Colugnati DB et al. reported an increase in CTnI level in nearly 30% and 83.3% of patients with uncomplicated and complicated epilepsy, respectively (17). In addition, in a study by Chaiworapongsa et al., the level of CTnI increased marginally in newborns of preeclamptic mothers; this finding was attributed to a mild myocardial damage (18). Moreover, Attia Khattab AA et al. reported the greatest increase of CTnI in the complicated epilepsy group, followed by the uncomplicated epilepsy and control groups. They indicated a direct association between the level of CTnI and mental retardation, prenatal problems, abnormal CT or MRI findings, and EEG abnormalities. Additionally, an indirect correlation was found between the onset age of seizure and CTnI level (7).

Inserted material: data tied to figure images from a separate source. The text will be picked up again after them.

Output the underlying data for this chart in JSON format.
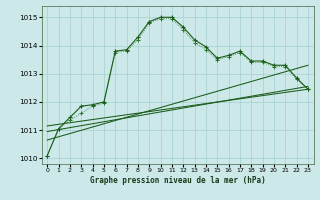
{
  "title": "Graphe pression niveau de la mer (hPa)",
  "background_color": "#cce8e8",
  "grid_color": "#aad4d4",
  "line_color_dark": "#1a5c1a",
  "line_color_med": "#2a7a2a",
  "ylim": [
    1009.8,
    1015.4
  ],
  "yticks": [
    1010,
    1011,
    1012,
    1013,
    1014,
    1015
  ],
  "xlim": [
    -0.5,
    23.5
  ],
  "xticks": [
    0,
    1,
    2,
    3,
    4,
    5,
    6,
    7,
    8,
    9,
    10,
    11,
    12,
    13,
    14,
    15,
    16,
    17,
    18,
    19,
    20,
    21,
    22,
    23
  ],
  "series_main": {
    "x": [
      0,
      1,
      2,
      3,
      4,
      5,
      6,
      7,
      8,
      9,
      10,
      11,
      12,
      13,
      14,
      15,
      16,
      17,
      18,
      19,
      20,
      21,
      22,
      23
    ],
    "y": [
      1010.1,
      1011.05,
      1011.45,
      1011.85,
      1011.9,
      1012.0,
      1013.8,
      1013.85,
      1014.3,
      1014.85,
      1015.0,
      1015.0,
      1014.65,
      1014.2,
      1013.95,
      1013.55,
      1013.65,
      1013.8,
      1013.45,
      1013.45,
      1013.3,
      1013.3,
      1012.85,
      1012.45
    ]
  },
  "series_secondary": {
    "x": [
      0,
      1,
      2,
      3,
      4,
      5,
      6,
      7,
      8,
      9,
      10,
      11,
      12,
      13,
      14,
      15,
      16,
      17,
      18,
      19,
      20,
      21,
      22,
      23
    ],
    "y": [
      1010.1,
      1011.05,
      1011.35,
      1011.6,
      1011.85,
      1011.95,
      1013.75,
      1013.8,
      1014.2,
      1014.8,
      1014.95,
      1014.95,
      1014.55,
      1014.1,
      1013.85,
      1013.5,
      1013.6,
      1013.75,
      1013.4,
      1013.4,
      1013.25,
      1013.25,
      1012.8,
      1012.45
    ]
  },
  "straight_lines": [
    {
      "x": [
        0,
        23
      ],
      "y": [
        1010.65,
        1013.3
      ]
    },
    {
      "x": [
        0,
        23
      ],
      "y": [
        1010.95,
        1012.55
      ]
    },
    {
      "x": [
        0,
        23
      ],
      "y": [
        1011.15,
        1012.45
      ]
    }
  ]
}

It can be concluded that an increase in the level of troponin may occur due to cardiac tissue injury, without necrosis or non-acute ischemia. It is also an important risk factor for multiple diseases, including Kawasaki disease, coronary artery disorders, cardiomyopathy, and cardiac ischemia.

5.1. Conclusion

The higher level of troponin in patients with GTC seizures may be associated with negligible cardiac tissue injury, which results in the serum troponin release by increasing the cardiac cell membrane permeability. In future studies, cardiac monitoring of status GTC seizures in the ictal and postictal phases is necessary, based on the repeated measurement of CTnI after seizure. Regular follow-ups with CTnI measurements are also recommended for early diagnosis of cardiac ischemia, particularly in association with severe neurological deficits.

5.2. Limitations

The relatively low sample size is a potential limitation of this study. Also, neonatal and pediatric problems in patients with elevated CTnI were not evaluated, and the correlation between elevated CTnI and etiology of seizure remains to be elucidated.